Běła Woda, verwandel’ mich in Poesie.
Běła Woda, deine Biografie
macht aus Ruinen Magie.“

Es sind wahrlich visionäre Zeilen, die Bernadette LaHengst über Weißwasser (mit sorbischem Namen Běła Woda) geschrieben und schließlich vertont hat. Das Lied klingt in mir nach, seit ich es beim „Modellfall Weißwasser – Das Masz aller Dinge“ mehrfach hörte. Das Kunst- und Theaterprojekt zum 100. Bauhausjubiläum fand am zurückliegenden Wochenende seinen krönenden Abschluss: mit einem Parcours, der sieben zentrale Orte in der Stadt kreativ verband und zahlreiche Menschen auf die Beine brachte.

Ich vermute, dass es manchem – aktiv beteiligt oder lediglich zuhörend – wohl ähnlich wie mir geht. Die Melodie und zumindest teilweise auch der Text des Běła-Woda-Songs blieben im Kopf hängen, einem Ohrwurm gleich. Es mag auch daran liegen, dass es die Berliner Musikerin Bernadette LaHengst durch ihre unkomplizierte, fröhliche Art verstand, Einheimische mitzureißen – ob im eigens für den „Modellfall“ gebildeten Chor der Verwandlung oder in einer Frauenband, die bis vor wenigen Wochen noch namenlos war.
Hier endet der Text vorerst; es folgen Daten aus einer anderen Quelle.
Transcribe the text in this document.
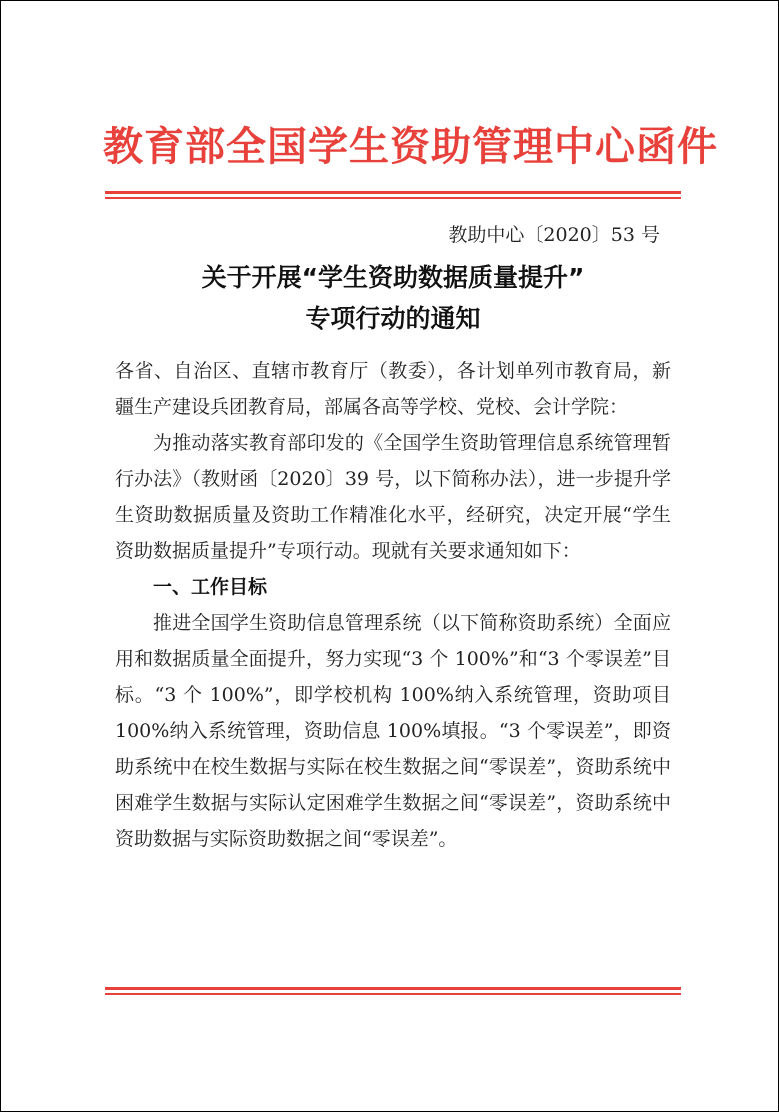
教育部全国学生资助管理中心函件
教助中心〔2020〕53 号
关于开展“学生资助数据质量提升”
专项行动的通知

各省、自治区、直辖市教育厅（教委），各计划单列市教育局，新疆生产建设兵团教育局，部属各高等学校、党校、会计学院：

为推动落实教育部印发的《全国学生资助管理信息系统管理暂行办法》（教财函〔2020〕39 号，以下简称办法），进一步提升学生资助数据质量及资助工作精准化水平，经研究，决定开展“学生资助数据质量提升”专项行动。现就有关要求通知如下：

一、工作目标

推进全国学生资助信息管理系统（以下简称资助系统）全面应用和数据质量全面提升，努力实现“3 个 100%”和“3 个零误差”目标。“3 个 100%”，即学校机构 100%纳入系统管理，资助项目 100%纳入系统管理，资助信息 100%填报。“3 个零误差”，即资助系统中在校生数据与实际在校生数据之间“零误差”，资助系统中困难学生数据与实际认定困难学生数据之间“零误差”，资助系统中资助数据与实际资助数据之间“零误差”。
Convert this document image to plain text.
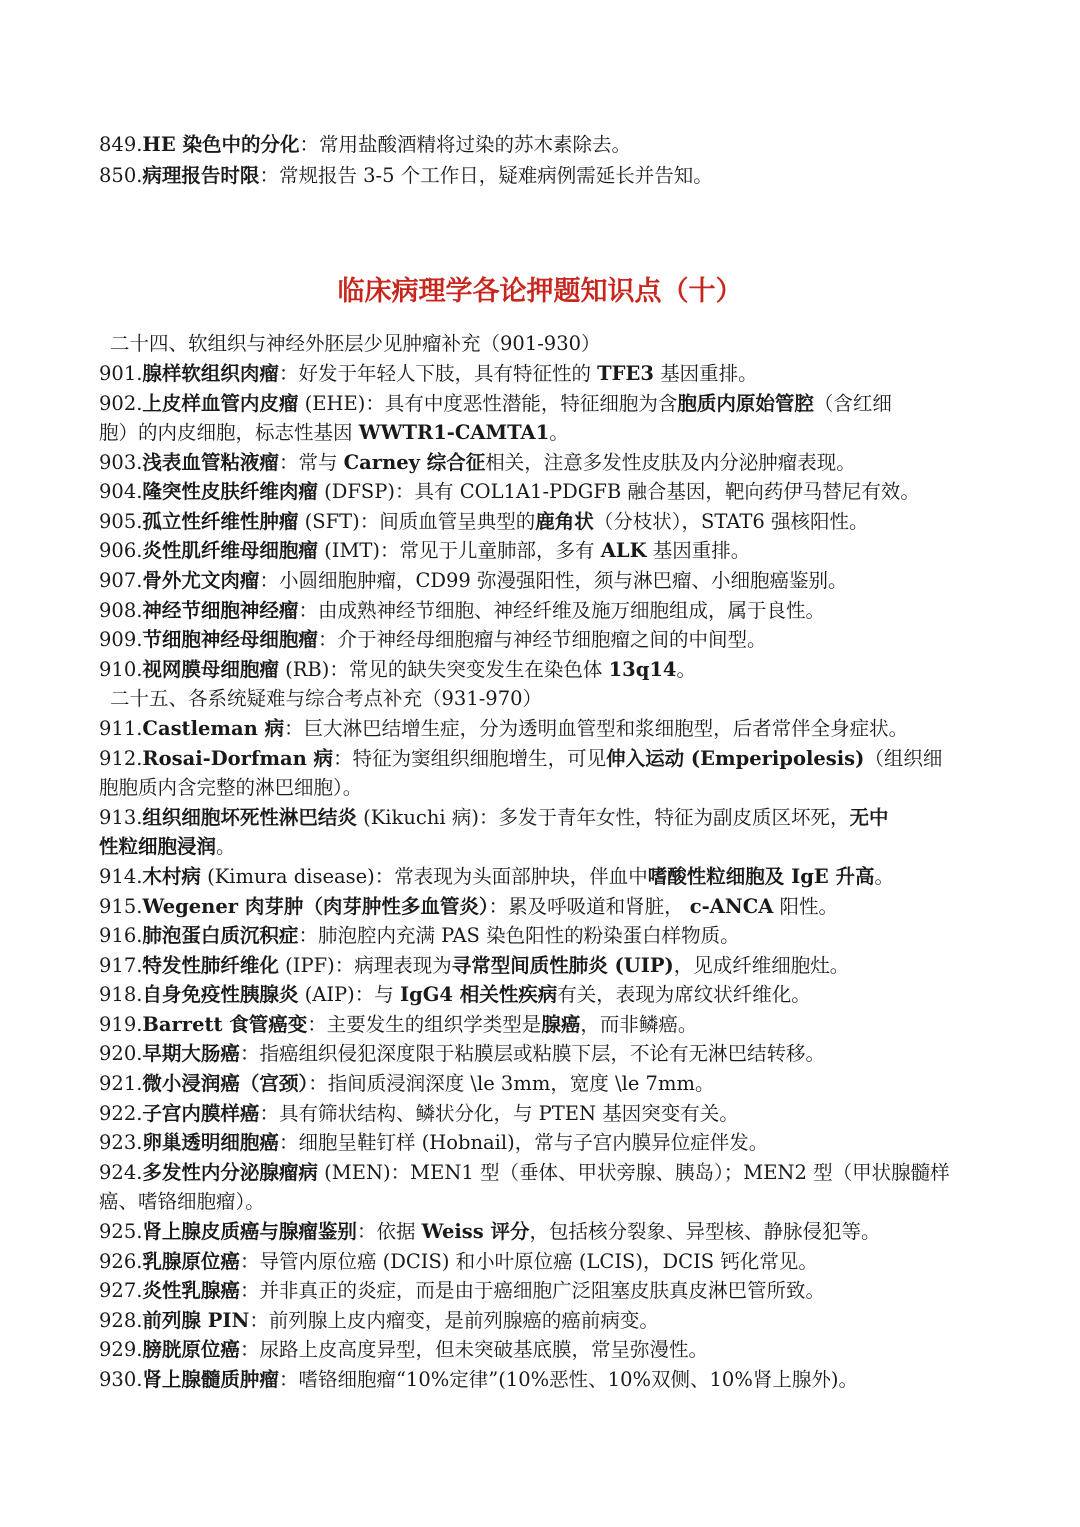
临床病理学各论押题知识点（十）
849.HE 染色中的分化：常用盐酸酒精将过染的苏木素除去。
850.病理报告时限：常规报告 3-5 个工作日，疑难病例需延长并告知。
二十四、软组织与神经外胚层少见肿瘤补充（901-930）
901.腺样软组织肉瘤：好发于年轻人下肢，具有特征性的 TFE3 基因重排。
902.上皮样血管内皮瘤 (EHE)：具有中度恶性潜能，特征细胞为含胞质内原始管腔（含红细
胞）的内皮细胞，标志性基因 WWTR1-CAMTA1。
903.浅表血管粘液瘤：常与 Carney 综合征相关，注意多发性皮肤及内分泌肿瘤表现。
904.隆突性皮肤纤维肉瘤 (DFSP)：具有 COL1A1-PDGFB 融合基因，靶向药伊马替尼有效。
905.孤立性纤维性肿瘤 (SFT)：间质血管呈典型的鹿角状（分枝状），STAT6 强核阳性。
906.炎性肌纤维母细胞瘤 (IMT)：常见于儿童肺部，多有 ALK 基因重排。
907.骨外尤文肉瘤：小圆细胞肿瘤，CD99 弥漫强阳性，须与淋巴瘤、小细胞癌鉴别。
908.神经节细胞神经瘤：由成熟神经节细胞、神经纤维及施万细胞组成，属于良性。
909.节细胞神经母细胞瘤：介于神经母细胞瘤与神经节细胞瘤之间的中间型。
910.视网膜母细胞瘤 (RB)：常见的缺失突变发生在染色体 13q14。
二十五、各系统疑难与综合考点补充（931-970）
911.Castleman 病：巨大淋巴结增生症，分为透明血管型和浆细胞型，后者常伴全身症状。
912.Rosai-Dorfman 病：特征为窦组织细胞增生，可见伸入运动 (Emperipolesis)（组织细
胞胞质内含完整的淋巴细胞）。
913.组织细胞坏死性淋巴结炎 (Kikuchi 病)：多发于青年女性，特征为副皮质区坏死，无中
性粒细胞浸润。
914.木村病 (Kimura disease)：常表现为头面部肿块，伴血中嗜酸性粒细胞及 IgE 升高。
915.Wegener 肉芽肿（肉芽肿性多血管炎）：累及呼吸道和肾脏， c-ANCA 阳性。
916.肺泡蛋白质沉积症：肺泡腔内充满 PAS 染色阳性的粉染蛋白样物质。
917.特发性肺纤维化 (IPF)：病理表现为寻常型间质性肺炎 (UIP)，见成纤维细胞灶。
918.自身免疫性胰腺炎 (AIP)：与 IgG4 相关性疾病有关，表现为席纹状纤维化。
919.Barrett 食管癌变：主要发生的组织学类型是腺癌，而非鳞癌。
920.早期大肠癌：指癌组织侵犯深度限于粘膜层或粘膜下层，不论有无淋巴结转移。
921.微小浸润癌（宫颈）：指间质浸润深度 \le 3mm，宽度 \le 7mm。
922.子宫内膜样癌：具有筛状结构、鳞状分化，与 PTEN 基因突变有关。
923.卵巢透明细胞癌：细胞呈鞋钉样 (Hobnail)，常与子宫内膜异位症伴发。
924.多发性内分泌腺瘤病 (MEN)：MEN1 型（垂体、甲状旁腺、胰岛）；MEN2 型（甲状腺髓样
癌、嗜铬细胞瘤）。
925.肾上腺皮质癌与腺瘤鉴别：依据 Weiss 评分，包括核分裂象、异型核、静脉侵犯等。
926.乳腺原位癌：导管内原位癌 (DCIS) 和小叶原位癌 (LCIS)，DCIS 钙化常见。
927.炎性乳腺癌：并非真正的炎症，而是由于癌细胞广泛阻塞皮肤真皮淋巴管所致。
928.前列腺 PIN：前列腺上皮内瘤变，是前列腺癌的癌前病变。
929.膀胱原位癌：尿路上皮高度异型，但未突破基底膜，常呈弥漫性。
930.肾上腺髓质肿瘤：嗜铬细胞瘤“10%定律”(10%恶性、10%双侧、10%肾上腺外)。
Die Gruppe nennt sich inzwischen „Zartbitter“ und rockte kräftig im lauschigen Garten am Volkshaus.

Es wirkte ausgesprochen angenehm, dass die engagierten Künstlerinnen und Künstler nicht mit vorgefertigten Vorstellungen nach Weißwasser kamen. Vielmehr näherten sie sich der Stadt unvoreingenommen, nahmen sich viel Zeit für Gespräche mit Einwohnern und griffen deren Anregungen auf, um sie gemeinsam vor Ort umzusetzen. Monatelang bereiteten Auswärtige mit Einheimischen die spektakulärste Veranstaltung des „Modellfalls“ vor, den Parcours an vier warmen Juniabenden.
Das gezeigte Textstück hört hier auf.